The difficulties posed by powerful but incompetent physicians have rarely been addressed in U.S. prime time dramas, which have been more focused on the brilliant uber-physicians seen on "ER," "House" and "Grey's Anatomy." Such shows have at times shown physicians struggle, but it is almost always from inexperience or obvious personal problems.
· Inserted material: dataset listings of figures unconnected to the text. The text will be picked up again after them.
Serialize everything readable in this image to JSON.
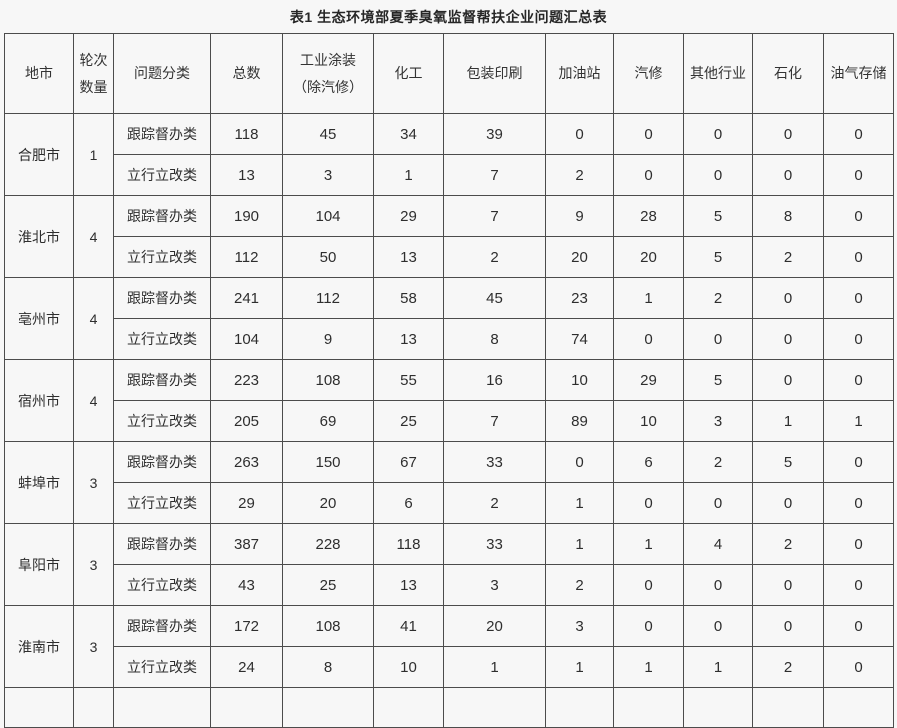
{
  "title": "表1 生态环境部夏季臭氧监督帮扶企业问题汇总表",
  "colors": {
    "background": "#f7f7f7",
    "border": "#4c4c4c",
    "text": "#2e2e2e"
  },
  "table": {
    "columns": [
      {
        "id": "city",
        "lines": [
          "地市"
        ]
      },
      {
        "id": "rounds",
        "lines": [
          "轮次",
          "数量"
        ]
      },
      {
        "id": "category",
        "lines": [
          "问题分类"
        ]
      },
      {
        "id": "total",
        "lines": [
          "总数"
        ]
      },
      {
        "id": "industrial-coating",
        "lines": [
          "工业涂装",
          "（除汽修）"
        ]
      },
      {
        "id": "chemical",
        "lines": [
          "化工"
        ]
      },
      {
        "id": "packaging-printing",
        "lines": [
          "包装印刷"
        ]
      },
      {
        "id": "gas-station",
        "lines": [
          "加油站"
        ]
      },
      {
        "id": "auto-repair",
        "lines": [
          "汽修"
        ]
      },
      {
        "id": "other-industries",
        "lines": [
          "其他行业"
        ]
      },
      {
        "id": "petrochemical",
        "lines": [
          "石化"
        ]
      },
      {
        "id": "oil-gas-storage",
        "lines": [
          "油气存储"
        ]
      }
    ],
    "cities": [
      {
        "name": "合肥市",
        "rounds": "1",
        "rows": [
          {
            "category": "跟踪督办类",
            "values": [
              "118",
              "45",
              "34",
              "39",
              "0",
              "0",
              "0",
              "0",
              "0"
            ]
          },
          {
            "category": "立行立改类",
            "values": [
              "13",
              "3",
              "1",
              "7",
              "2",
              "0",
              "0",
              "0",
              "0"
            ]
          }
        ]
      },
      {
        "name": "淮北市",
        "rounds": "4",
        "rows": [
          {
            "category": "跟踪督办类",
            "values": [
              "190",
              "104",
              "29",
              "7",
              "9",
              "28",
              "5",
              "8",
              "0"
            ]
          },
          {
            "category": "立行立改类",
            "values": [
              "112",
              "50",
              "13",
              "2",
              "20",
              "20",
              "5",
              "2",
              "0"
            ]
          }
        ]
      },
      {
        "name": "亳州市",
        "rounds": "4",
        "rows": [
          {
            "category": "跟踪督办类",
            "values": [
              "241",
              "112",
              "58",
              "45",
              "23",
              "1",
              "2",
              "0",
              "0"
            ]
          },
          {
            "category": "立行立改类",
            "values": [
              "104",
              "9",
              "13",
              "8",
              "74",
              "0",
              "0",
              "0",
              "0"
            ]
          }
        ]
      },
      {
        "name": "宿州市",
        "rounds": "4",
        "rows": [
          {
            "category": "跟踪督办类",
            "values": [
              "223",
              "108",
              "55",
              "16",
              "10",
              "29",
              "5",
              "0",
              "0"
            ]
          },
          {
            "category": "立行立改类",
            "values": [
              "205",
              "69",
              "25",
              "7",
              "89",
              "10",
              "3",
              "1",
              "1"
            ]
          }
        ]
      },
      {
        "name": "蚌埠市",
        "rounds": "3",
        "rows": [
          {
            "category": "跟踪督办类",
            "values": [
              "263",
              "150",
              "67",
              "33",
              "0",
              "6",
              "2",
              "5",
              "0"
            ]
          },
          {
            "category": "立行立改类",
            "values": [
              "29",
              "20",
              "6",
              "2",
              "1",
              "0",
              "0",
              "0",
              "0"
            ]
          }
        ]
      },
      {
        "name": "阜阳市",
        "rounds": "3",
        "rows": [
          {
            "category": "跟踪督办类",
            "values": [
              "387",
              "228",
              "118",
              "33",
              "1",
              "1",
              "4",
              "2",
              "0"
            ]
          },
          {
            "category": "立行立改类",
            "values": [
              "43",
              "25",
              "13",
              "3",
              "2",
              "0",
              "0",
              "0",
              "0"
            ]
          }
        ]
      },
      {
        "name": "淮南市",
        "rounds": "3",
        "rows": [
          {
            "category": "跟踪督办类",
            "values": [
              "172",
              "108",
              "41",
              "20",
              "3",
              "0",
              "0",
              "0",
              "0"
            ]
          },
          {
            "category": "立行立改类",
            "values": [
              "24",
              "8",
              "10",
              "1",
              "1",
              "1",
              "1",
              "2",
              "0"
            ]
          }
        ]
      }
    ]
  }
}
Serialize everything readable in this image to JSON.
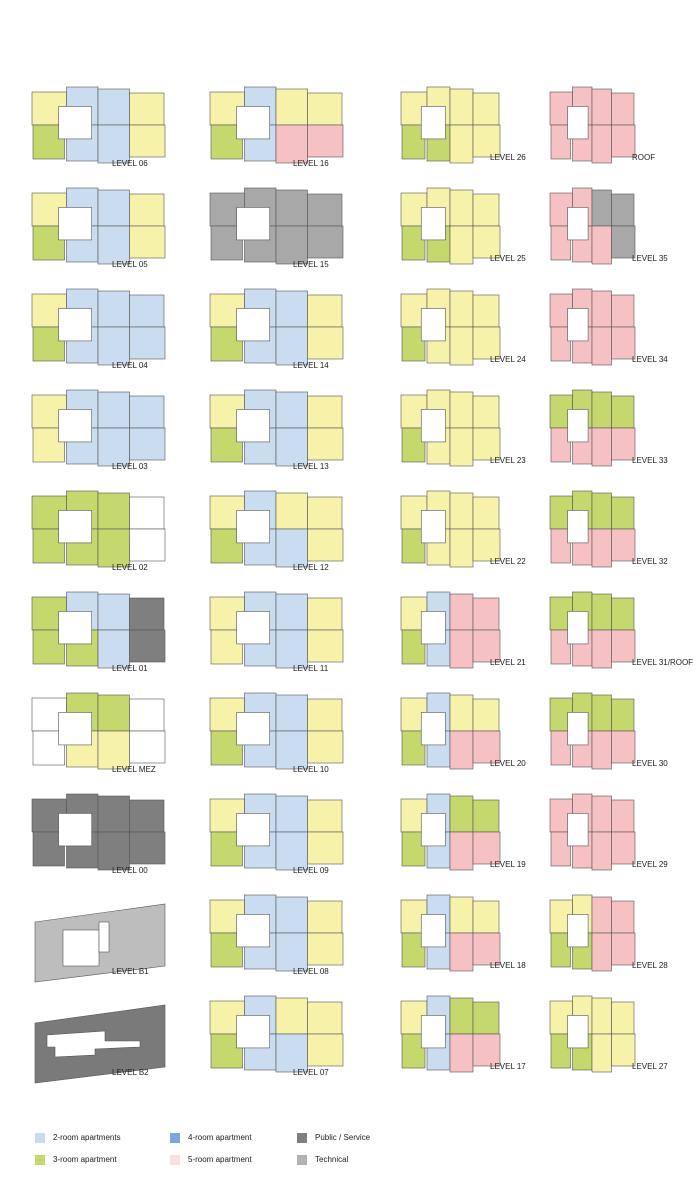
{
  "columns": [
    [
      "LEVEL 06",
      "LEVEL 05",
      "LEVEL 04",
      "LEVEL 03",
      "LEVEL 02",
      "LEVEL 01",
      "LEVEL MEZ",
      "LEVEL 00",
      "LEVEL B1",
      "LEVEL B2"
    ],
    [
      "LEVEL 16",
      "LEVEL 15",
      "LEVEL 14",
      "LEVEL 13",
      "LEVEL 12",
      "LEVEL 11",
      "LEVEL 10",
      "LEVEL 09",
      "LEVEL 08",
      "LEVEL 07"
    ],
    [
      "LEVEL 26",
      "LEVEL 25",
      "LEVEL 24",
      "LEVEL 23",
      "LEVEL 22",
      "LEVEL 21",
      "LEVEL 20",
      "LEVEL 19",
      "LEVEL 18",
      "LEVEL 17"
    ],
    [
      "ROOF",
      "LEVEL 35",
      "LEVEL 34",
      "LEVEL 33",
      "LEVEL 32",
      "LEVEL 31/ROOF",
      "LEVEL 30",
      "LEVEL 29",
      "LEVEL 28",
      "LEVEL 27"
    ]
  ],
  "legend": [
    "2-room apartments",
    "3-room apartment",
    "4-room apartment",
    "5-room apartment",
    "Public / Service",
    "Technical"
  ]
}
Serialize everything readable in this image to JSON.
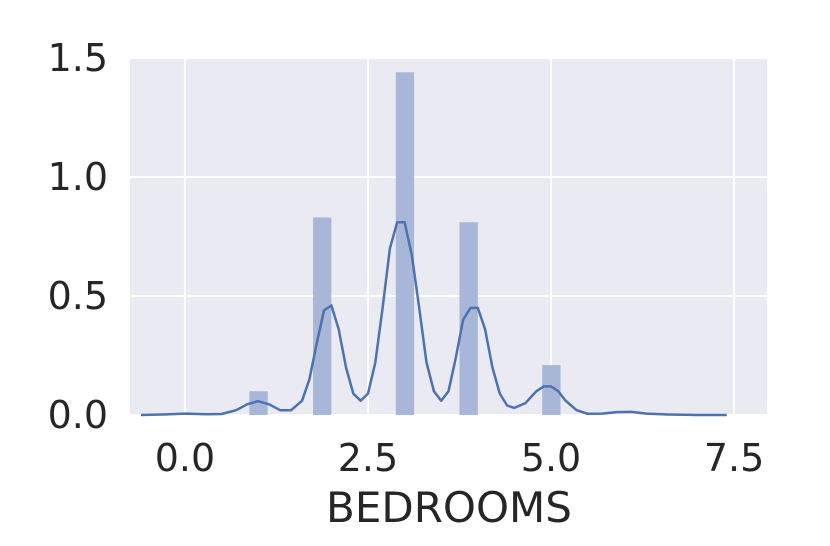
{
  "chart_data": {
    "type": "bar",
    "style": "histogram with density curve",
    "xlabel": "BEDROOMS",
    "ylabel": "",
    "title": "",
    "xlim": [
      -0.75,
      7.95
    ],
    "ylim": [
      0,
      1.5
    ],
    "x_ticks": [
      0.0,
      2.5,
      5.0,
      7.5
    ],
    "x_tick_labels": [
      "0.0",
      "2.5",
      "5.0",
      "7.5"
    ],
    "y_ticks": [
      0.0,
      0.5,
      1.0,
      1.5
    ],
    "y_tick_labels": [
      "0.0",
      "0.5",
      "1.0",
      "1.5"
    ],
    "grid": true,
    "background_color": "#eaeaf2",
    "bar_color": "#a8b6d8",
    "line_color": "#4c72b0",
    "bars": [
      {
        "x0": 0.88,
        "x1": 1.13,
        "value": 0.1
      },
      {
        "x0": 1.75,
        "x1": 2.0,
        "value": 0.83
      },
      {
        "x0": 2.88,
        "x1": 3.13,
        "value": 1.44
      },
      {
        "x0": 3.75,
        "x1": 4.0,
        "value": 0.81
      },
      {
        "x0": 4.88,
        "x1": 5.13,
        "value": 0.21
      }
    ],
    "density": {
      "x": [
        -0.6,
        -0.3,
        0.0,
        0.3,
        0.5,
        0.7,
        0.85,
        1.0,
        1.15,
        1.3,
        1.45,
        1.6,
        1.7,
        1.8,
        1.9,
        2.0,
        2.1,
        2.2,
        2.3,
        2.4,
        2.5,
        2.6,
        2.7,
        2.8,
        2.9,
        3.0,
        3.1,
        3.2,
        3.3,
        3.4,
        3.5,
        3.6,
        3.7,
        3.8,
        3.9,
        4.0,
        4.1,
        4.2,
        4.3,
        4.4,
        4.5,
        4.65,
        4.8,
        4.9,
        5.0,
        5.1,
        5.2,
        5.35,
        5.5,
        5.7,
        5.9,
        6.1,
        6.3,
        6.6,
        7.0,
        7.4
      ],
      "y": [
        0.0,
        0.002,
        0.006,
        0.003,
        0.004,
        0.02,
        0.045,
        0.058,
        0.045,
        0.02,
        0.02,
        0.06,
        0.15,
        0.3,
        0.44,
        0.46,
        0.36,
        0.2,
        0.09,
        0.06,
        0.09,
        0.22,
        0.45,
        0.7,
        0.81,
        0.81,
        0.67,
        0.45,
        0.22,
        0.1,
        0.06,
        0.1,
        0.24,
        0.4,
        0.45,
        0.45,
        0.36,
        0.2,
        0.09,
        0.04,
        0.03,
        0.05,
        0.1,
        0.12,
        0.12,
        0.1,
        0.06,
        0.02,
        0.005,
        0.006,
        0.012,
        0.013,
        0.006,
        0.002,
        0.0,
        0.0
      ]
    }
  }
}
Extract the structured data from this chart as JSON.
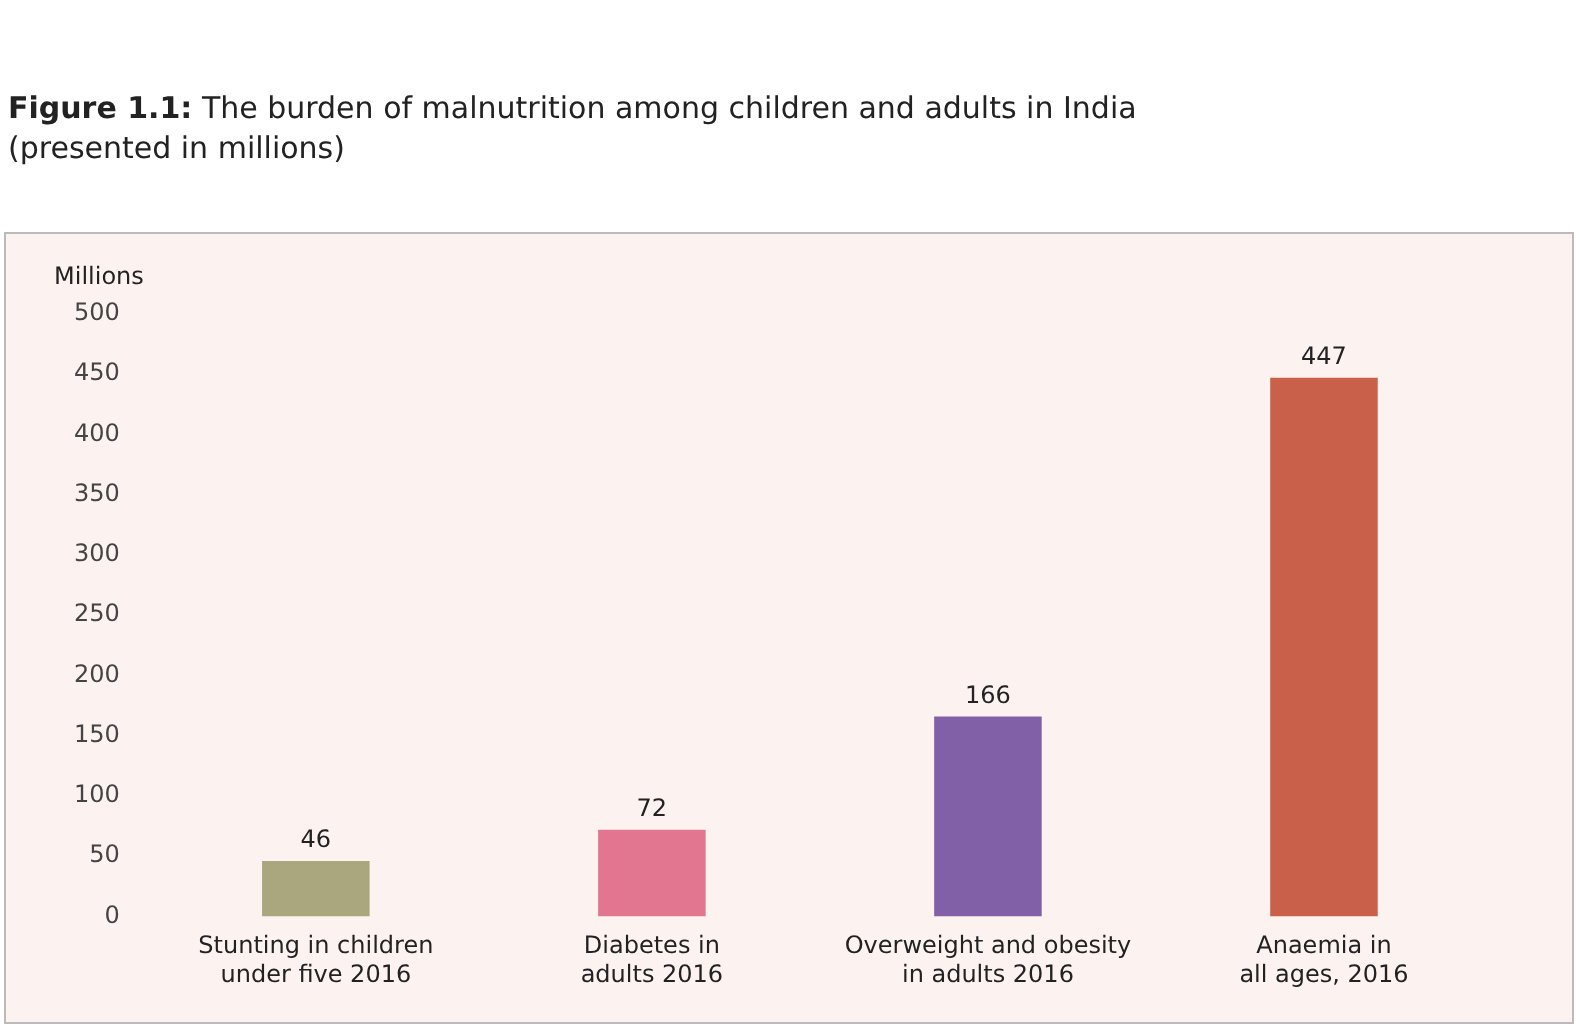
{
  "chart_data": {
    "type": "bar",
    "title": "Figure 1.1: The burden of malnutrition among children and adults in India\n(presented in millions)",
    "ylabel": "Millions",
    "categories": [
      "Stunting in children\nunder five 2016",
      "Diabetes in\nadults 2016",
      "Overweight and obesity\nin adults 2016",
      "Anaemia in\nall ages, 2016"
    ],
    "values": [
      46,
      72,
      166,
      447
    ],
    "colors": [
      "#aaa67e",
      "#e27590",
      "#8160a8",
      "#c9604a"
    ],
    "ylim": [
      0,
      500
    ],
    "yticks": [
      0,
      50,
      100,
      150,
      200,
      250,
      300,
      350,
      400,
      450,
      500
    ],
    "grid": false,
    "legend": false,
    "data_labels": true
  }
}
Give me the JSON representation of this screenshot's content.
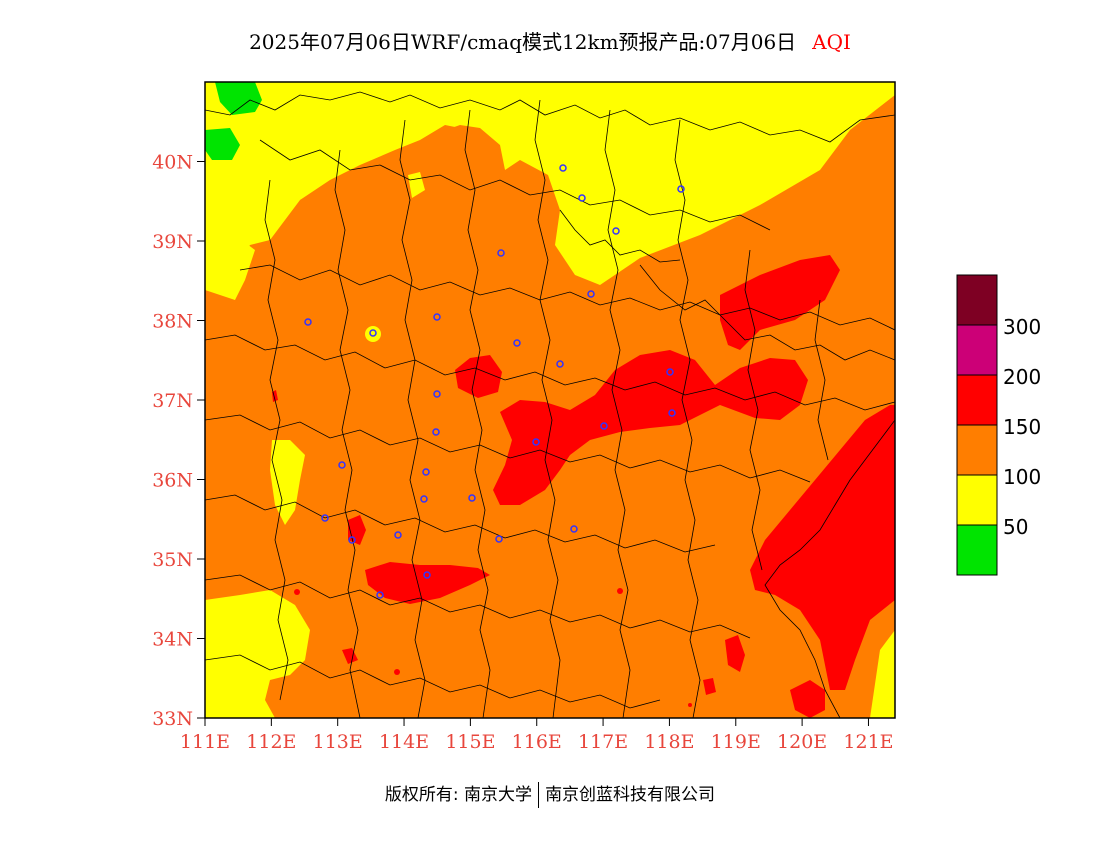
{
  "header": {
    "title": "2025年07月06日WRF/cmaq模式12km预报产品:07月06日",
    "product": "AQI"
  },
  "map": {
    "lon_range": [
      111,
      121.4
    ],
    "lat_range": [
      33,
      41
    ],
    "lon_ticks": [
      "111E",
      "112E",
      "113E",
      "114E",
      "115E",
      "116E",
      "117E",
      "118E",
      "119E",
      "120E",
      "121E"
    ],
    "lat_ticks": [
      "33N",
      "34N",
      "35N",
      "36N",
      "37N",
      "38N",
      "39N",
      "40N"
    ],
    "colors": {
      "yellow": "#ffff00",
      "orange": "#ff7e00",
      "red": "#ff0000",
      "green": "#00e400",
      "station": "#3333ff"
    }
  },
  "legend": {
    "bins": [
      {
        "label": "",
        "color": "#00e400"
      },
      {
        "label": "50",
        "color": "#ffff00"
      },
      {
        "label": "100",
        "color": "#ff7e00"
      },
      {
        "label": "150",
        "color": "#ff0000"
      },
      {
        "label": "200",
        "color": "#cc0077"
      },
      {
        "label": "300",
        "color": "#7e0023"
      }
    ],
    "labels": [
      "50",
      "100",
      "150",
      "200",
      "300"
    ]
  },
  "footer": {
    "owner": "版权所有: 南京大学",
    "company": "南京创蓝科技有限公司"
  }
}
And they have rarely focused on issues such as the power disparity between problem physicians and the nurses who are likely to confront the results of their errors, which was reportedly a key factor in the recent cases in Australia and Canada. As for the nurses in "Bodies," ward sister Donna Rix is said to "have a talent for getting into trouble," and her "inability to understand the hospital's internal politics will have serious consequences for her career." The BBC site suggests that she sides with a "grieving family member" rather than a "colleague," creating a "rift" among the nursing staff. Meanwhile, unit nurse Maya Dutta apparently makes a mistake that puts a patient in a coma--who knew nursing was such responsible work?--and in her guilt she "pins all her hopes on an experimental new medication."
We are glad to see a television drama explore how health care professionals deal with errors and incompetence. And we are eager to see whether "Bodies" will deal fairly and accurately with nurses' place in that story.